Global trade refers to the buying and selling of products, services, and capital among the countries of the world. The need for foreign trade arises from the fact that no nation is self-sufficient when it comes to all goods and services.
Most countries need to buy their deficit goods and services from different countries. In other words, international trade is a stimulus to a growing world. It helps in optimum utilization of a country’s resources.
Moreover, it allows countries to sustain their economies by selling their surplus goods to those who need them. Further, global trade is of two types, i.e., bilateral trade or import/ export between two countries and multilateral trade, i.e., business between more than two countries.
What’s The Significance Of Trade Data?
Global trade data comprises meta-information regarding all the international trade that takes place around the globe. The data also reflects the economic health of countries while giving a glimpse of their manufacturing capacity.

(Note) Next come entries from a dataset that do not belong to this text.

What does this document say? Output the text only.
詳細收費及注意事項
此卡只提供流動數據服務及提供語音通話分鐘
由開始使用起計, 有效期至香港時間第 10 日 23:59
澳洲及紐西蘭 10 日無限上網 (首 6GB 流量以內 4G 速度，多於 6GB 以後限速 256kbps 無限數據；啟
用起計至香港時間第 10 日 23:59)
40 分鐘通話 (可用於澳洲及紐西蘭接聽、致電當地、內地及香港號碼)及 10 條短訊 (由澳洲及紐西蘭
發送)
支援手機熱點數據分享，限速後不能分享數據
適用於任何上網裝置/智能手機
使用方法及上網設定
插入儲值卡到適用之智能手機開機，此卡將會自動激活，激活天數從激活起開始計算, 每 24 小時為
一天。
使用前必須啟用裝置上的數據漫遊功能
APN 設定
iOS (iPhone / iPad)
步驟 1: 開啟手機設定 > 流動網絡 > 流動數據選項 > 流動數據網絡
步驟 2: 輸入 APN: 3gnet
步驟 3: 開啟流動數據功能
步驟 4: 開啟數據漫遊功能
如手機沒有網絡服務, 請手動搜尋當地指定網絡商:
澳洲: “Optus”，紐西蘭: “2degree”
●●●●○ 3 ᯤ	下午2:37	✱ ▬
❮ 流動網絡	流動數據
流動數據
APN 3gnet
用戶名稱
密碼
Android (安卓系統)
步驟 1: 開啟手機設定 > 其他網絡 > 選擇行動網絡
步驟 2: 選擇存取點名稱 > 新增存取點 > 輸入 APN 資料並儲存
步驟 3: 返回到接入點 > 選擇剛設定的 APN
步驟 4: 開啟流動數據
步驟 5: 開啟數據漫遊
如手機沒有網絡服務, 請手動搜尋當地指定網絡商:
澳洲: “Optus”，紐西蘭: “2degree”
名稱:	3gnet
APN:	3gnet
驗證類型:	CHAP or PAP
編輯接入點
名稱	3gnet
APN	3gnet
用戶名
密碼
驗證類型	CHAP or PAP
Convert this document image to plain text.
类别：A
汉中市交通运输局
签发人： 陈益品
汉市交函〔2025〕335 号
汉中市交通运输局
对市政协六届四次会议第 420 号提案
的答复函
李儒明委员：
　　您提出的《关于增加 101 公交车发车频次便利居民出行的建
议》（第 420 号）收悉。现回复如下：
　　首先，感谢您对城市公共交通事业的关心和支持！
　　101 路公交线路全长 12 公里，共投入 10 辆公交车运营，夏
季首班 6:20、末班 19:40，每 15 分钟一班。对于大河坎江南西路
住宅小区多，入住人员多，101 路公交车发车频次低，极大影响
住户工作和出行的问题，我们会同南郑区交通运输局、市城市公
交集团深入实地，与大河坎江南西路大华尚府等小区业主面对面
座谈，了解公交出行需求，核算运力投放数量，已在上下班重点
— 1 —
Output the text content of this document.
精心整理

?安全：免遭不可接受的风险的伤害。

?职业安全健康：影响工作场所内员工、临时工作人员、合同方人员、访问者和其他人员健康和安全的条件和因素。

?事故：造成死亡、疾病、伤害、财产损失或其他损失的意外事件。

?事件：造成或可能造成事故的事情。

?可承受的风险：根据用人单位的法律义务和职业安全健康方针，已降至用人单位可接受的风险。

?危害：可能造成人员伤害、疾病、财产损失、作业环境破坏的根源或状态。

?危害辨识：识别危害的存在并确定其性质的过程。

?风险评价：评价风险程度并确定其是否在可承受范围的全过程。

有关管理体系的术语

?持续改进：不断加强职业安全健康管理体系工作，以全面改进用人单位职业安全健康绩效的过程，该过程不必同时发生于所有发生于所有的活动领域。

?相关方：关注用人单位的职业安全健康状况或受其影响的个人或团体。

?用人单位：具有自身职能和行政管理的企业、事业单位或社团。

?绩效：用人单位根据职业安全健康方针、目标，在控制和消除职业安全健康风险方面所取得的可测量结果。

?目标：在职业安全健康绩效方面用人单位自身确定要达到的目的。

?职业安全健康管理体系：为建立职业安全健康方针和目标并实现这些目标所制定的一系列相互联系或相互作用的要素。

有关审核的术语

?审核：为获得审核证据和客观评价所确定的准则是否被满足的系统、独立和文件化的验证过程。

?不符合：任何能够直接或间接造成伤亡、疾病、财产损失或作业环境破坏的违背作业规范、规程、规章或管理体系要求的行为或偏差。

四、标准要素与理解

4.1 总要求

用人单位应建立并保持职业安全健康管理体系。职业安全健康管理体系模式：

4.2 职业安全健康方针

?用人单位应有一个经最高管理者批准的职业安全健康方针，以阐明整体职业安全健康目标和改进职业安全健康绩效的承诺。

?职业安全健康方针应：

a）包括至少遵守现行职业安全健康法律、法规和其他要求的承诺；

As per the theory of economic growth, a country’s exports should always increase in relation to its imports. That’s the only way for a country to overcome their respective trade deficits.
Global trade data contains shipping information containing importers and exporters, HS Codes, product-related information, value, quantity, origin, and destination port information.
Who Uses The Information From Trade Data?
The trade data generally comes in handy for exporters who better understand the trading scenario and sales opportunities in countries for their products and services. They also use data intelligence tools to generate valuable insights, which further help them in making critical managerial decisions.
Also, they formulate their different sales strategy based on predictions and projections generated by data intelligence algorithms which use global trade data as inputs. Furthermore, the shipping and logistics companies, government agencies, and customs departments also collect trade data to facilitate international trade.
Besides generating future trade projections, global trading partners also evaluate potential buyers based on their respective trade histories. Trade data intelligence algorithms are modulated to take trade statistics by country as inputs and reflect detailed information regarding potential markets and rivals in the business.
Various Approaches Of Using Trade Data
Trade data is used by import/ export entities in various manners. Broadly, there are three approaches to conducting data-based analysis. However, it is not necessary for companies to rely on an individual approach as they can also opt to use multiple approaches or formulate their own based on a combination of various approaches.
- Country Based Approach
In the country-based approach, which is also known as the market-based approach, data of trade between various countries is taken into account. It includes import and export statistics, duties and taxes, transportation costs and scenarios, geopolitical factors, among other attributes.
After that, analysts prepare a report of trade statistics by country and use the same to generate insights like future opportunities in the region and profitability of a business in the country. It is a normal practice to combine a country-based approach and a product-based approach, which we will discuss next.
- Product Based Approach
The next approach that trade businesses use is the product-based approach. In this method, market analysis is done by keeping specific products in focus. For example, an automobile exporter doesn’t need to include the scenario of food and beverages import and export between two regions. That is when a product-based approach comes into play.
They evaluate the trade data of a specific product between two regions and generate valuable insights to steer their business plan in the right direction. In modern data intelligence tools, there is an option to combine several products to form a product category and then run the analysis to better view the trade scenario.
- Business Based Approach
The business-based approach or entity-based approach is the final trade data analysis approach which traders use. It is the most simple approach as it only takes into account the particular business or entities with which the supplier wants to explore trade opportunities.
For example, a car upholstery manufacturer based in Bangladesh may wish to sell their products to Chevrolet automobiles in the USA. To explore their chances, they may want to take into account the trade data of Chevrolet.
For example, where do they import their current lot from? Do they have an in-house production team? They even may want to know the timeline when the automobile releases tenders for the same.
How Is Trade Data Intelligence Going To Affect International Business?
As of today, all the major global trading companies use trade data intelligence for market research and analysis. However, entering the international markets without knowing the scenario is like going for a trek without a map. Therefore, we can comfortably state that businesses that aim to make it big in the international markets will continue to trust trade data intelligence tools for their business. That only will make them stand out from the crowd.